For loops are written with the structure for(dummy_variable_name in range_of_real_objects) {code_to_execute}. In the example below, I’ll use this structure to loop through quarter in quarters, where quarters <- 1:4, which is just a vector of the integers 1 through 4, and quarter becomes a variable that holds each integer consecutively as the script within the for loop is executed 4 times. I then paste this changing variable into an otherwise fixed set of text fragments to create a string in the variable filename that represents the full file path to retrieve one of the PG&E CSVs we’ve downloaded into the working directory (note that I put them in a sub-folder called “pge”). Then I read_csv(filename) in a similar way as we’ve practiced before into a variable called temp, for “temporary”. Lastly, I use rbind() to “stack like pancakes” two dataframes that share the same column names. So by the end of the for loop, four separate CSVs are read into R and then stacked together.

library(tidyverse)

year <- 2020
quarters <- 1:4
type <- "Electric"

pge_20_elec <- NULL

for(quarter in quarters) {
  
  filename <- 
    paste0(
      "pge/PGE_",
      year,
      "_Q",
      quarter,
      "_",
      type,
      "UsageByZip.csv"
    )

  print(filename)
  
  temp <- read_csv(filename)
  
  pge_20_elec <- rbind(pge_20_elec,temp)
  # Note rbind requires field names to be consistent for every new thing that you add.

  saveRDS(pge_20_elec, "pge_20_elec.rds")
}

Additional notes:

  • When running a for loop in RStudio, just place your cursor on the line with the for and Ctrl+Enter, which will then run through the entire loop. Starting inside the for loop will only run individual lines. To troubleshoot inside of a for loop, you can always manually set a value for quarter, like quarter <- 1, then start running individual lines within the for loop. Note that before doing this, quarter existed only within the for loop operation and not as a variable in your Environment.
  • I’ve also created variables for year and type, even though I give them only one fixed value which doesn’t change in the for loops.
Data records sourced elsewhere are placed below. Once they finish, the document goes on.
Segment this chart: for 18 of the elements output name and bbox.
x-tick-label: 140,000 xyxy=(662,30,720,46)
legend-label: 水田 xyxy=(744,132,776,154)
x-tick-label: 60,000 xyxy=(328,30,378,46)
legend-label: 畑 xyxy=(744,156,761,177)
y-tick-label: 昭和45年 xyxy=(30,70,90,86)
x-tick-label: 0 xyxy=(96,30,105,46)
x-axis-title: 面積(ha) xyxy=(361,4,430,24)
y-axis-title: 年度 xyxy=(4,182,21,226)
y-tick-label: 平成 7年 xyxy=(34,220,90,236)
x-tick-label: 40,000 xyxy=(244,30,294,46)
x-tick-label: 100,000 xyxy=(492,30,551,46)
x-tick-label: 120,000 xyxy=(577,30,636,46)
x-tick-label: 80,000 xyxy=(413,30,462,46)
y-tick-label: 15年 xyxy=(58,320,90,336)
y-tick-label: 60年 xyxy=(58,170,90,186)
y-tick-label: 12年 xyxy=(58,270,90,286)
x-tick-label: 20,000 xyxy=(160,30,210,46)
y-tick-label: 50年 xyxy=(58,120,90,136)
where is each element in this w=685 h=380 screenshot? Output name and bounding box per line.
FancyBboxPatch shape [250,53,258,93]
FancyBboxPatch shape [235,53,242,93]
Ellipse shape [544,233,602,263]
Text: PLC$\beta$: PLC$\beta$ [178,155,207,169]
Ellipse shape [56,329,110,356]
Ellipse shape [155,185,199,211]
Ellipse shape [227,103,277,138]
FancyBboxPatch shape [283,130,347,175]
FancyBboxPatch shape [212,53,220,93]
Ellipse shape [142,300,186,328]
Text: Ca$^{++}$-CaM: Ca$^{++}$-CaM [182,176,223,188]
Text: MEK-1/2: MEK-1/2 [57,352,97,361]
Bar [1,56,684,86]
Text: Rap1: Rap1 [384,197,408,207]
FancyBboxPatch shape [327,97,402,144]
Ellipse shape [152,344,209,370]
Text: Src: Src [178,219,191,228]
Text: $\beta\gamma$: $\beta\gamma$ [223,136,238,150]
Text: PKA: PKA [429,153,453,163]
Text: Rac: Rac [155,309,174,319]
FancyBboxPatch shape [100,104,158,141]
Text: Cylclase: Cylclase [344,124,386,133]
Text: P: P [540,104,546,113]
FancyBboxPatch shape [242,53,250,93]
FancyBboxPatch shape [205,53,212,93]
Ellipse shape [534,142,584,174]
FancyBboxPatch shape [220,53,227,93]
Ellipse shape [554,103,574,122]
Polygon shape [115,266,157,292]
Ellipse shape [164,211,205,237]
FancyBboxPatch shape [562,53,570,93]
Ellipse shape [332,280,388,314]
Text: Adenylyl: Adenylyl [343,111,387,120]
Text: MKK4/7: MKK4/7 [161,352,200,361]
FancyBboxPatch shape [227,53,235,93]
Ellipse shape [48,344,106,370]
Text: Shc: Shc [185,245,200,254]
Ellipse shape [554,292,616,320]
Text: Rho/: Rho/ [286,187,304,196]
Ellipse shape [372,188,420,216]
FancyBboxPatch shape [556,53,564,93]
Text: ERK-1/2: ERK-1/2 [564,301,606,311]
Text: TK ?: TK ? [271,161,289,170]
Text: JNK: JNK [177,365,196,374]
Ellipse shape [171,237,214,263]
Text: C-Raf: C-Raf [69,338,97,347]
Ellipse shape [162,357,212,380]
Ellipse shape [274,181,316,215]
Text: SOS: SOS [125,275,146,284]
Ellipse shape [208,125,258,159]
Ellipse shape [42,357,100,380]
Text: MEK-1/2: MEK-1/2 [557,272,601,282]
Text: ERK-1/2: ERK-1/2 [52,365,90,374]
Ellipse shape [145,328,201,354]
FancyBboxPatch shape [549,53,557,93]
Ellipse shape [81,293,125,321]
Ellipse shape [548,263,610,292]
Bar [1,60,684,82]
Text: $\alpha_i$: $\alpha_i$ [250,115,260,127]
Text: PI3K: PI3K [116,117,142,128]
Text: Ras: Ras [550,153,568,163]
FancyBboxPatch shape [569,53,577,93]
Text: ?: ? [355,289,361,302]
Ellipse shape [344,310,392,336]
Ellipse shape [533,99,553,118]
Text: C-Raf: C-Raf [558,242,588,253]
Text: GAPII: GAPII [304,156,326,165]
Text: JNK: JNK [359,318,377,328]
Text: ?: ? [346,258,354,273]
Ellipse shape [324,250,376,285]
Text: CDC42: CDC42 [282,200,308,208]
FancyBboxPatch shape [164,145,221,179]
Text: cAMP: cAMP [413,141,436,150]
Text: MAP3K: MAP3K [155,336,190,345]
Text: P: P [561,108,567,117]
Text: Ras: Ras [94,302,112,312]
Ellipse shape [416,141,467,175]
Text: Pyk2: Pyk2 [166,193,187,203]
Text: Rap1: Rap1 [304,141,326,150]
But part of the assignment at the end of this chapter will be to create nested for loops in which these other variables also become loopable.
  • For the rbind() technique to work, the variable that holds the growing “pancake stack” needs to exist before the for loop begins, hence pge_20_elec <- NULL which creates an empty container that is ready for the first iteration of the for loop.
  • I’ve included print(filename) which will display the value of filename 4 times in the Console as you run through the for loop. This is useful when you have long loops and you want to monitor progress. If you are running through tens of thousands of loops and you don’t want a printout for every step, assuming your dummy variable row contains numbers, you could write if(row %% 100 == 0) print(row) which only prints the row number if it’s divisible by 100, which is to say, 100, 200, 300, etc.
  • paste0() generally allows you to create string fragments separated by commas, and will leave no spaces between them. paste() is similar, but your last argument can be sep = "," where you can choose any delimiter besides a comma.
  • I’ve included saveRDS() at the end of the for loop, which will go ahead and save the “pancake” at each stage. In this case this is pretty much useless and slows the for loop, but as you start building much more complicated and intensive loop operations, you might appreciate the assurance that your progress is being saved (especially if it’s possible for your for loop to crash your computer midway through, thereby risking the loss of all progress). If you don’t need to save every single step, then similar to above, you could use an if statement to trigger a save only every one hundred steps, or so.

Note that while for loops provide all the customizable conveniences I’ve shown, when it comes to guiding large and complicated operations, they end up being slow compared to other loop techniques in R, which we’ll encounter in a later chapter.